The wholesome picture of emotions includes a combination of cognition, bodily experience, limbic/pre-conscious experience, and even action. Let’s take a closer look at these four parts of emotion. They are hurt, loneliness, sadness, anger, fear, shame, guilt, and gladness. Most of the 8 emotions seem negative, but like with most things, there are two sides to each of them and even emotions like anger, fear, and guilt have a gift. Modeling Six Universal Emotions Psychological research has classfied six facial expressions which correspond to distinct universal emotions: disgust, sadness, happiness,fear,anger, surprise[Black,Yacoob,95]. It is interesting to note that four out of the six are negative emotions. Primary: The eight sectors are designed to indicate that there are eight primary emotions: anger, anticipation, joy, trust, fear, surprise, sadness and disgust. Opposites: Each primary emotion has a polar opposite. The 27 emotions: admiration, adoration, aesthetic appreciation, amusement, anger, anxiety, awe, awkwardness, boredom, calmness, confusion, craving, disgust, empathic pain, entrancement, excitement, fear, horror, interest, joy, nostalgia, relief, romance, sadness, satisfaction, sexual desire, surprise. They used the algorithm to track instances of 16 facial expressions one tends to associate with amusement, anger, awe, concentration, confusion, contempt, contentment, desire, disappointment, doubt, elation, interest, pain, sadness, surprise and triumph.
What is the most universal way to express emotion?
One of the most important ways that we express emotion, however, is through facial expressions. Love – The Purest Emotion. Carroll Izard identified ten primary emotions: fear, anger, shame, contempt, disgust, guilt, distress, interest, surprise, and joy—emotions that cannot be reduced to more basic emotions but that can be combined to produce other emotions. The research shows when we feel sad, we pay closer attention to the needs of others. I believe in doing so we can quickly turn a sad mood into something positive by focusing on someone else and offering help and support. Be honest about how we are feeling and reach out to people we trust. Talk about how we are feeling.
What are the 3 example of emotional expression?
Emotional expressions include facial movements like smiling or scowling, simple behaviors like crying, laughing, or saying thank you, and more complex behaviors like writing a letter or giving a gift. Facial expressions that give clues to a person’s mood, including happiness, surprise, contempt, sadness, fear, disgust, and anger.

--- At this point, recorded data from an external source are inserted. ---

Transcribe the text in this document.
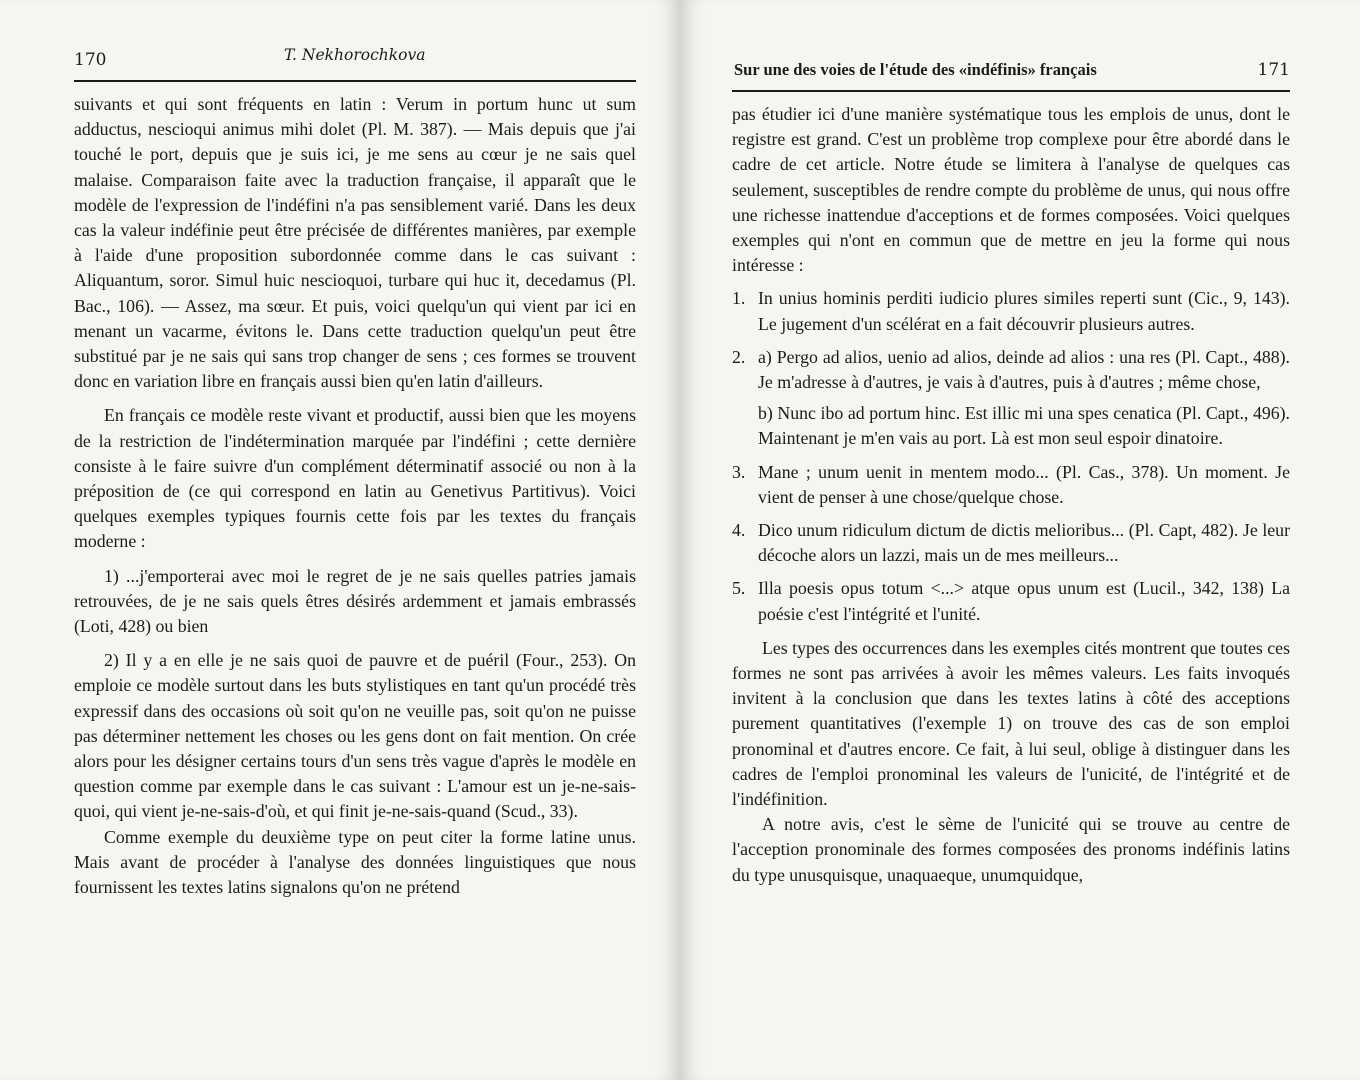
170	T. Nekhorochkova

suivants et qui sont fréquents en latin : Verum in portum hunc ut sum adductus, nescioqui animus mihi dolet (Pl. M. 387). — Mais depuis que j'ai touché le port, depuis que je suis ici, je me sens au cœur je ne sais quel malaise. Comparaison faite avec la traduction française, il apparaît que le modèle de l'expression de l'indéfini n'a pas sensiblement varié. Dans les deux cas la valeur indéfinie peut être précisée de différentes manières, par exemple à l'aide d'une proposition subordonnée comme dans le cas suivant : Aliquantum, soror. Simul huic nescioquoi, turbare qui huc it, decedamus (Pl. Bac., 106). — Assez, ma sœur. Et puis, voici quelqu'un qui vient par ici en menant un vacarme, évitons le. Dans cette traduction quelqu'un peut être substitué par je ne sais qui sans trop changer de sens ; ces formes se trouvent donc en variation libre en français aussi bien qu'en latin d'ailleurs.

En français ce modèle reste vivant et productif, aussi bien que les moyens de la restriction de l'indétermination marquée par l'indéfini ; cette dernière consiste à le faire suivre d'un complément déterminatif associé ou non à la préposition de (ce qui correspond en latin au Genetivus Partitivus). Voici quelques exemples typiques fournis cette fois par les textes du français moderne :

1) ...j'emporterai avec moi le regret de je ne sais quelles patries jamais retrouvées, de je ne sais quels êtres désirés ardemment et jamais embrassés (Loti, 428) ou bien

2) Il y a en elle je ne sais quoi de pauvre et de puéril (Four., 253). On emploie ce modèle surtout dans les buts stylistiques en tant qu'un procédé très expressif dans des occasions où soit qu'on ne veuille pas, soit qu'on ne puisse pas déterminer nettement les choses ou les gens dont on fait mention. On crée alors pour les désigner certains tours d'un sens très vague d'après le modèle en question comme par exemple dans le cas suivant : L'amour est un je-ne-sais-quoi, qui vient je-ne-sais-d'où, et qui finit je-ne-sais-quand (Scud., 33).

Comme exemple du deuxième type on peut citer la forme latine unus. Mais avant de procéder à l'analyse des données linguistiques que nous fournissent les textes latins signalons qu'on ne prétend

Sur une des voies de l'étude des «indéfinis» français	171

pas étudier ici d'une manière systématique tous les emplois de unus, dont le registre est grand. C'est un problème trop complexe pour être abordé dans le cadre de cet article. Notre étude se limitera à l'analyse de quelques cas seulement, susceptibles de rendre compte du problème de unus, qui nous offre une richesse inattendue d'acceptions et de formes composées. Voici quelques exemples qui n'ont en commun que de mettre en jeu la forme qui nous intéresse :

1. In unius hominis perditi iudicio plures similes reperti sunt (Cic., 9, 143). Le jugement d'un scélérat en a fait découvrir plusieurs autres.
2. a) Pergo ad alios, uenio ad alios, deinde ad alios : una res (Pl. Capt., 488). Je m'adresse à d'autres, je vais à d'autres, puis à d'autres ; même chose,
b) Nunc ibo ad portum hinc. Est illic mi una spes cenatica (Pl. Capt., 496). Maintenant je m'en vais au port. Là est mon seul espoir dinatoire.
3. Mane ; unum uenit in mentem modo... (Pl. Cas., 378). Un moment. Je vient de penser à une chose/quelque chose.
4. Dico unum ridiculum dictum de dictis melioribus... (Pl. Capt, 482). Je leur décoche alors un lazzi, mais un de mes meilleurs...
5. Illa poesis opus totum <...> atque opus unum est (Lucil., 342, 138) La poésie c'est l'intégrité et l'unité.

Les types des occurrences dans les exemples cités montrent que toutes ces formes ne sont pas arrivées à avoir les mêmes valeurs. Les faits invoqués invitent à la conclusion que dans les textes latins à côté des acceptions purement quantitatives (l'exemple 1) on trouve des cas de son emploi pronominal et d'autres encore. Ce fait, à lui seul, oblige à distinguer dans les cadres de l'emploi pronominal les valeurs de l'unicité, de l'intégrité et de l'indéfinition.

A notre avis, c'est le sème de l'unicité qui se trouve au centre de l'acception pronominale des formes composées des pronoms indéfinis latins du type unusquisque, unaquaeque, unumquidque,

In particular, the study demonstrated that happy and angry expressions were the most recognized emotions, followed by expressions of disgust and neutral expressions, while facial expressions of fear and sadness were significantly less recognized compared to all the other emotions (Mancini et al., 2013). A fundamental difference between feelings and emotions is that feelings are experienced consciously, while emotions manifest either consciously or subconsciously. Some people may spend years, or even a lifetime, not understanding the depths of their emotions.